The SCSI Middle Layer

The SCSI middle layer is essentially a separation layer between the lower scsi layer and the rest of the kernel. It’s main role is to provide error handling and to allow low level drivers registration. SCSI commands coming from the higher device drivers will be registered and dispatched to the lower layer. Later when the lower layer sends commands to the device and receives response, this layer will propagate it back to the higher device drivers. If the command completes with error or if the response doesn’t arrive within some customizable timeout, retry and recovery steps will be taken by the midlayer. Such steps could mean asking to reset device or disabling it completely.

The SCSI Lower Layer

At the lowest layer of SCSI subsystem we have a collection of drivers which talk directly to the physical devices. Common interface to all these devices is used to connect them to the mid layer. On the other side the interaction with the device is performed by controlling physical interfaces using memory mapped I/O (MMIO), I/O CPU commands and interrupts mechanisms. The lower layer drivers family contains for example drivers provided by the leading fibre channel HBA vendors(Emulex, QLogic). Other drivers control RAIDs (for example LSI MegaRAID) SAS disks and etc.

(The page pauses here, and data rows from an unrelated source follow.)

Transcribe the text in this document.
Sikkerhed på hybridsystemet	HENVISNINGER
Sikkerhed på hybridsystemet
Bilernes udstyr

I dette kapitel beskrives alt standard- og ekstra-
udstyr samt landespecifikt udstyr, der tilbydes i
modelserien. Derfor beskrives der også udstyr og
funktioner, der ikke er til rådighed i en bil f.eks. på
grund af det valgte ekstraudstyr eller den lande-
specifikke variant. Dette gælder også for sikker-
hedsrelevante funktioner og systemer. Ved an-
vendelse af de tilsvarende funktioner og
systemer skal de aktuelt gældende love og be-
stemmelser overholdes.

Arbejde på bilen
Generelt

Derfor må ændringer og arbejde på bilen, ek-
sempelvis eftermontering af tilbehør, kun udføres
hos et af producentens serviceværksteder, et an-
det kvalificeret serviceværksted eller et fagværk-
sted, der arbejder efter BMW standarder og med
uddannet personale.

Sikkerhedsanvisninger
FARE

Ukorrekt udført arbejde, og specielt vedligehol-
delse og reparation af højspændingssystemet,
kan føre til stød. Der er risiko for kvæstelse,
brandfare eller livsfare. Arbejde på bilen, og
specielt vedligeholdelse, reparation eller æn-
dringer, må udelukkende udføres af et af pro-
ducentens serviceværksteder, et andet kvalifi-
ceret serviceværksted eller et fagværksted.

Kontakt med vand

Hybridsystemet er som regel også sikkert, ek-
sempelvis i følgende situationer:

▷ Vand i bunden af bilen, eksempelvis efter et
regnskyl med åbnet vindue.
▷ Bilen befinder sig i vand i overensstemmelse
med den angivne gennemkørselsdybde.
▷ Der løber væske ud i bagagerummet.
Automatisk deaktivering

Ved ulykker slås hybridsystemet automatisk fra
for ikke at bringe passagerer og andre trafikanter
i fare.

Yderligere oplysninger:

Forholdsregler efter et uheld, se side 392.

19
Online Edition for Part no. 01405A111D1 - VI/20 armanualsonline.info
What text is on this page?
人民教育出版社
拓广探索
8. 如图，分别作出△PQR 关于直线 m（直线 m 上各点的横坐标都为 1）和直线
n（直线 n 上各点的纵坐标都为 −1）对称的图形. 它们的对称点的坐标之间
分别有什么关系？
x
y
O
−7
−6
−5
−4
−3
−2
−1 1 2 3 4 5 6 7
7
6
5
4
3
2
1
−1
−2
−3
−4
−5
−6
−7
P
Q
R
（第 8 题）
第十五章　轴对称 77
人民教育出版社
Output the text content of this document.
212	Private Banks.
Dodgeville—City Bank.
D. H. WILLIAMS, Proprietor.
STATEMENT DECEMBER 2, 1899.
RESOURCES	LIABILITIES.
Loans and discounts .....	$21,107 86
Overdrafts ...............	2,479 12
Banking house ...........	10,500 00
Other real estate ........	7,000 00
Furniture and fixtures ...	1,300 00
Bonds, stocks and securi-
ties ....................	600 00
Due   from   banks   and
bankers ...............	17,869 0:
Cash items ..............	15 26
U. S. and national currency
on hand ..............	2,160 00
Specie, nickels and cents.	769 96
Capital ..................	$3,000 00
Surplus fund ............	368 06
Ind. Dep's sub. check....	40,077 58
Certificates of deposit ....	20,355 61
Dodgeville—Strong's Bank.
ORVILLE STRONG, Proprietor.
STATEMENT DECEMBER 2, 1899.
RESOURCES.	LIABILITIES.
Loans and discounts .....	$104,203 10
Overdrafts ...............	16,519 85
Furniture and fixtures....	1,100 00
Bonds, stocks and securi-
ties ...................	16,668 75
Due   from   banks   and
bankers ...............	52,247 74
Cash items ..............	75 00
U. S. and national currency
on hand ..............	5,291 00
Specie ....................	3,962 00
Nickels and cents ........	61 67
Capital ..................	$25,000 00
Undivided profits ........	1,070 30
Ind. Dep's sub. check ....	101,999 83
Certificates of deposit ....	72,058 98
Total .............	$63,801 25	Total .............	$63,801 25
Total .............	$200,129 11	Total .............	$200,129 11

Linux SCSI Target Frameworks

Linux kernel has rich support for connecting to various SCSI devices. When using such device Linux needs to implement the initiator role of the SCSI architecture. More and more new SCSI devices were introduced to the Linux kernel throughout the years. This lead to rapid improvement in the layers that supported SCSI initiator behavior. On the other hand the other side of the SCSI client-server architecture was neglected for many years. Since SCSI target code was built into the physical devices (e.g. disk drives) there was no particular reason to implement this layer in the Linux kernel.

With the introduction of virtualization technologies things started to change. Developers wanted to create custom SCSI devices and to expose existing storage elements on the local machine through the SCSI protocol. These requirements lead to creation of several SCSI target frameworks with unique design and implementation. Of these frameworks, LIO was eventually selected and on January 2011 [13] was merged into the kernel main line, effectively becoming the official framework for introducing SCSI target support into the Linux kernel.

LIO

LIO target framework is a recently new framework which was merged into the mainline kernel version 2.6.38 on 2011. The LIO framework provides access to most of the data storage devices over majority of the possible transport layers. LIO is maintained by Datera, Inc., a Silicon Valley vendor of storage systems and software.

LIO supports common storage fabrics, including

FCoE,
Fibre Channel,
IEEE 1394,
iSCSI,
iSCSI Extensions for RDMA (iSER),
SCSI RDMA Protocol (SRP)
USB.

It is included in most Linux distributions; native support for LIO in QEMU/KVM, libvirt, and OpenStack makes LIO also a storage option for cloud deployments.

The architecture of the LIO consist of three main components:

SCSI target engine - Implements the semantics of SCSI target without dependency of fabric (transport layer) or storage type
Backstores - Backstore implements the back-end of the SCSI target device. It can be actual physical device, block device, file or memory disk
Fabric modules - Fabric modules implement the front-end of the target. This is the part that communicates with initiator over transport layer. Between the implemented fabrics: iSCSI, Fibre Channel, iSER (iSCSI over infiniband) and etc.

Internally, LIO does not initiate sessions, but instead provides one or more Logical Unit Numbers (LUNs), waits for SCSI commands from a SCSI initiator, and performs required input/output data transfers.

Today LIO is a leading framework which replaced other frameworks(SCST, TGT) in the kernel main line. Nevertheless, time still needs to pass until the framework will become mature and stable for everyday use.